If you haven’t seen the reviews for Ugly Delicious, you can find it below:

Season 1
Season 2

The Willoughbys (2020)

The Willoughbys (2020)

the willoughbys

Director: Kris Pearn, Rob Lodermeier, Cory Evans

Cast (voice): Ricky Gervais, Will Forte, Maya Rudolph, Alessia Cara, Terry Crews, Martin Short, Jane Krakowski, Sean Cullen, Brian Drummond

Convinced they’d be better off raising themselves, the Willoughby children hatch a sneaky plan to send their selfish parents on vacation. The siblings then embark on their own high-flying adventure to find the true meaning of family. – IMDB

There’s nothing like a quirky and colorful animated film to bring in some joy. The Willoughbys fills that really well.
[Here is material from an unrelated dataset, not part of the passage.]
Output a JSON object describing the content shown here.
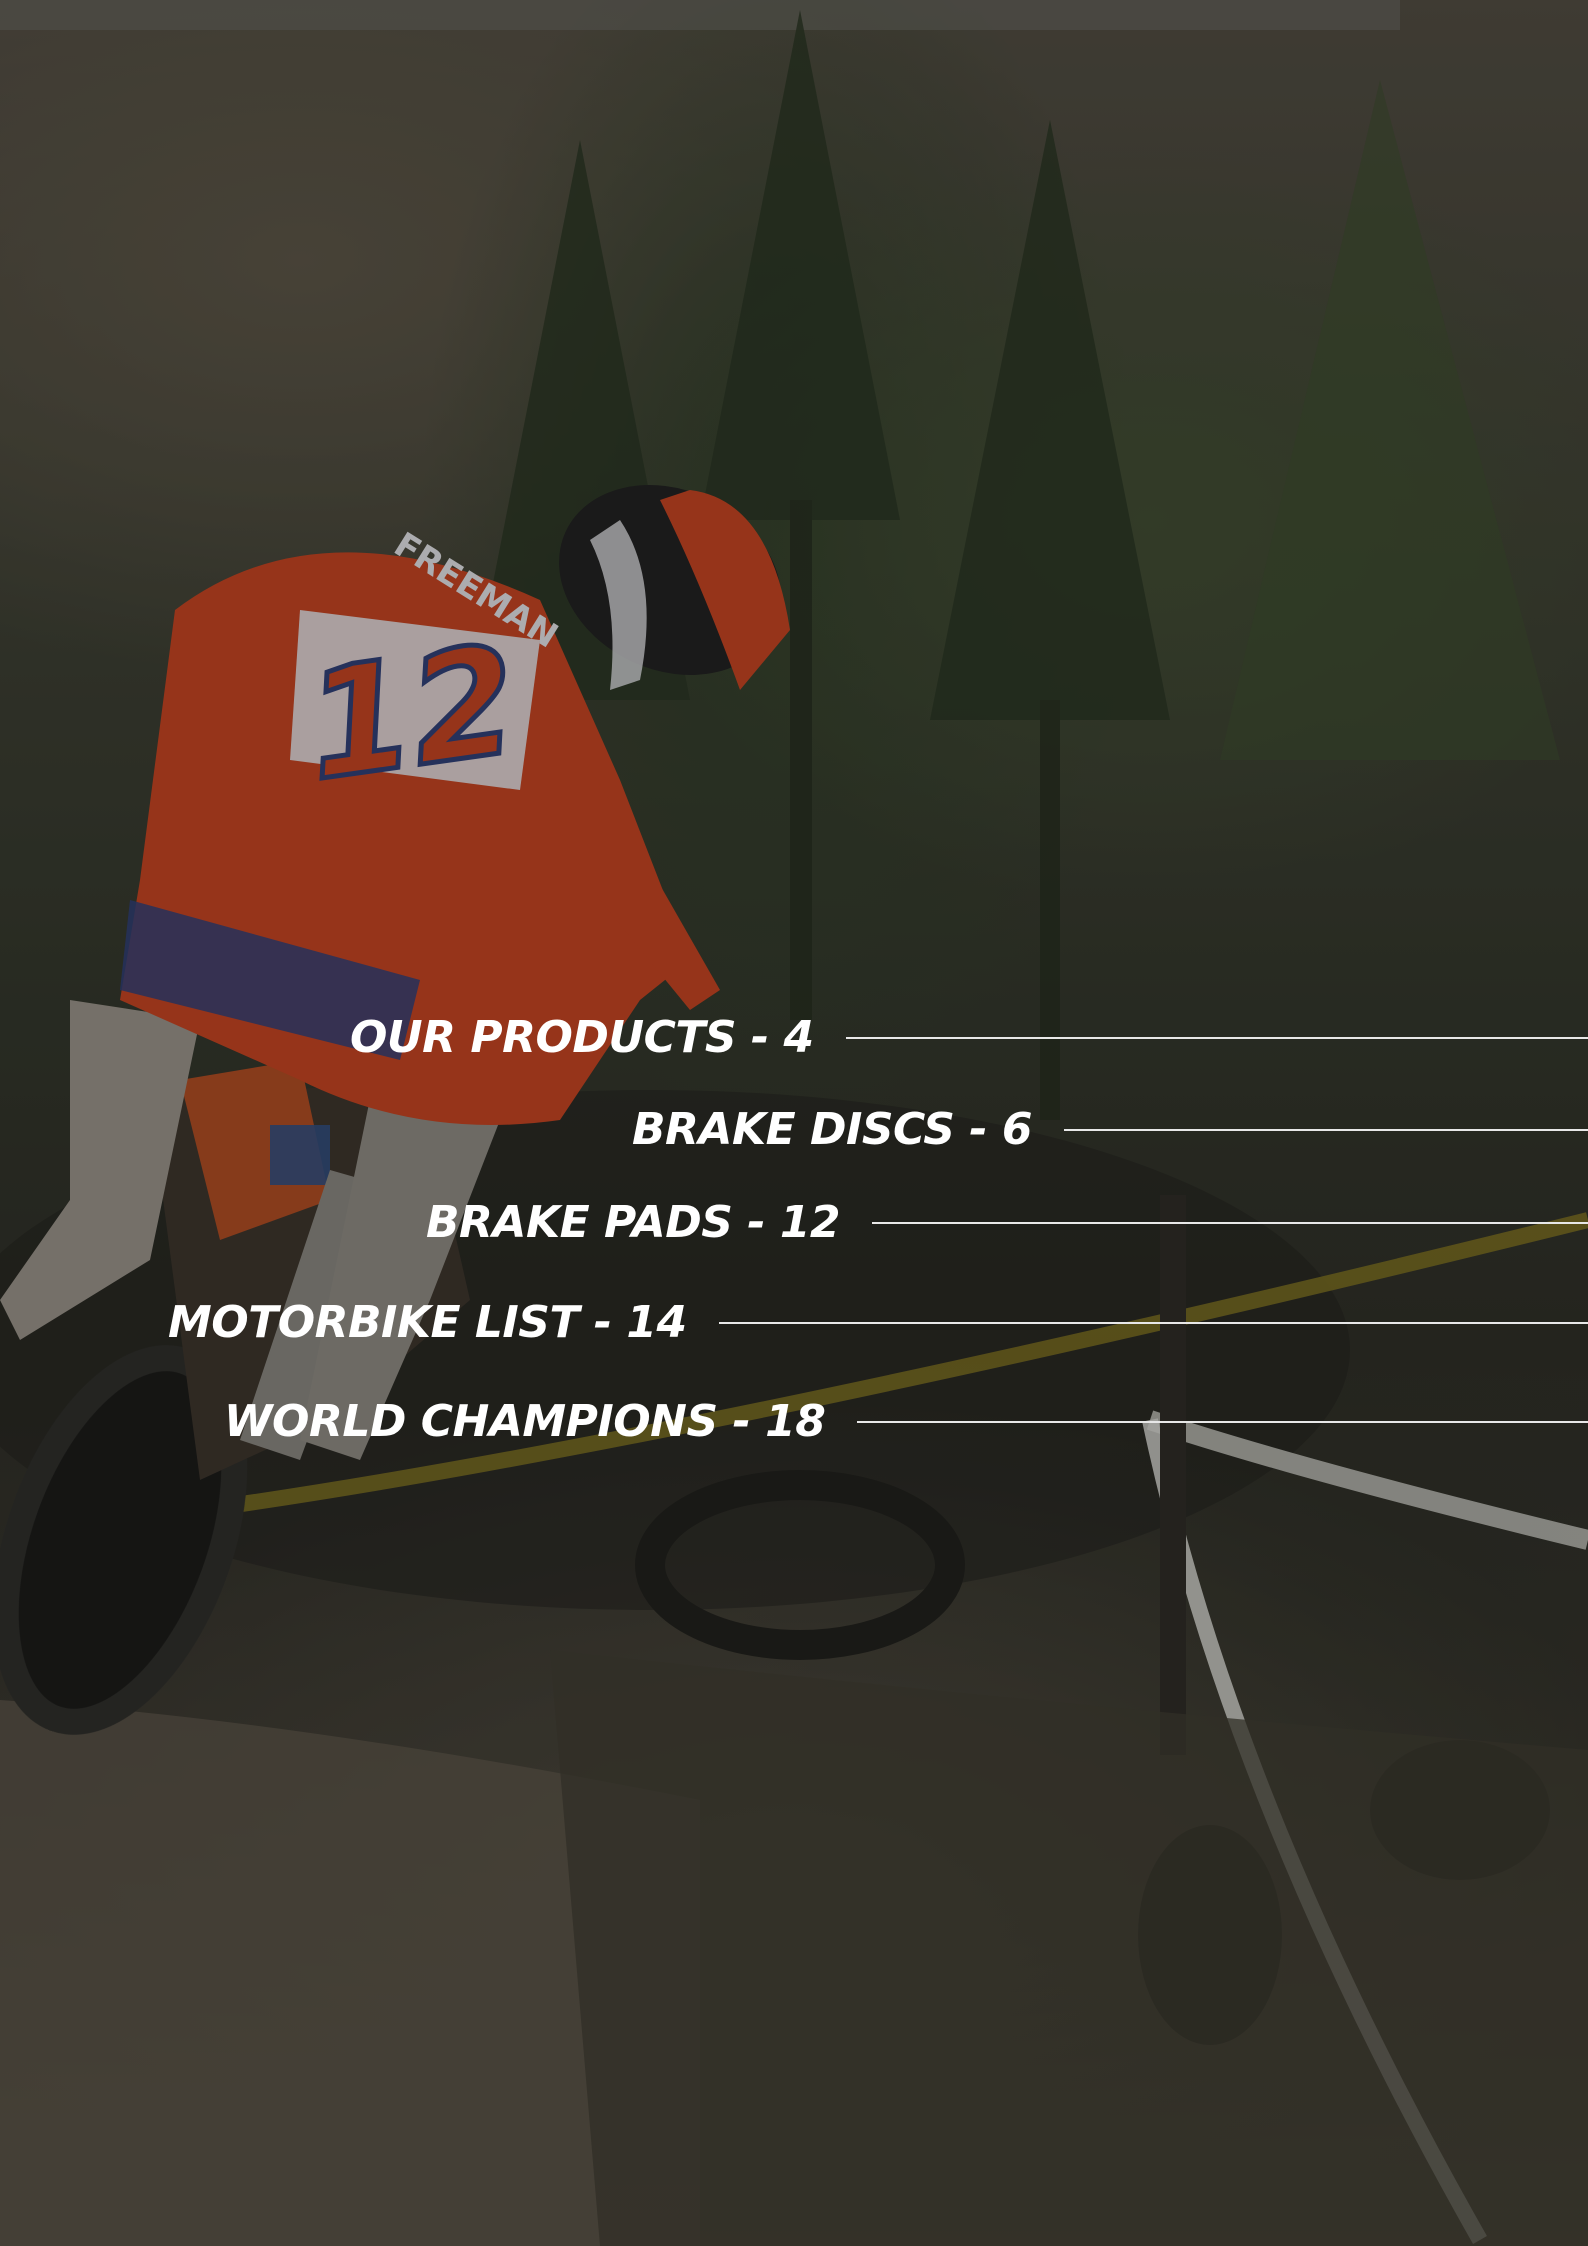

While its a bit of everything mushed together and incredibly random, (maybe you can call it imaginative), it manages to be clever especially as its full of little references of other popular things from movies and whatnot in their own version that makes it absolutely enjoyable to watch. That’s something that I’ve always appreciated in movies. It starts off with narration a little like A Series of Unfortunate Events and then the story moves on and these children are a little random like the Despicable Me kids and then we move forward the characters they meet including their parents are all very extreme in their own ways. It still manages to be quite entertaining.

The Willoughbys has a decent cast behind it and a few of them are pretty recognizable. First of all, we start of with Ricky Gervais being the narrator who is a cat that lingers in the neighborhood and just like Gervais’s humor, he delivers some funny narration that carries the story from one scene to the next. The parents who love each other so much that they don’t have any love left for their kids is voiced by Martin Short and Jane Krakowski, who are suitably mean for a family film. The nanny is voiced by Maya Rudolph who I’ve always loved and found incredibly underrated but her enthusiasm really carries through into the nanny here and adds so much fun. Then, on their city escape, the kids ends up meeting a Willy Wonka parallel sort of character voiced by Terry Crews whose voice is very unique and wildly entertaining all the time.

The Willoughbys is incredibly silly and at times some of the things that happen are a little absurd however somehow it all works together. There’s a lot to love here with the story progression. The kids themselves are trapped inside their world and each have their own personalities that somewhat balance each other out. They also have the heart to be true Willoughbys and defining what makes a good person and making good choices even if they don’t have the best approaches. At the same time, its a touching story about family whether its between the siblings or the finding them along the way.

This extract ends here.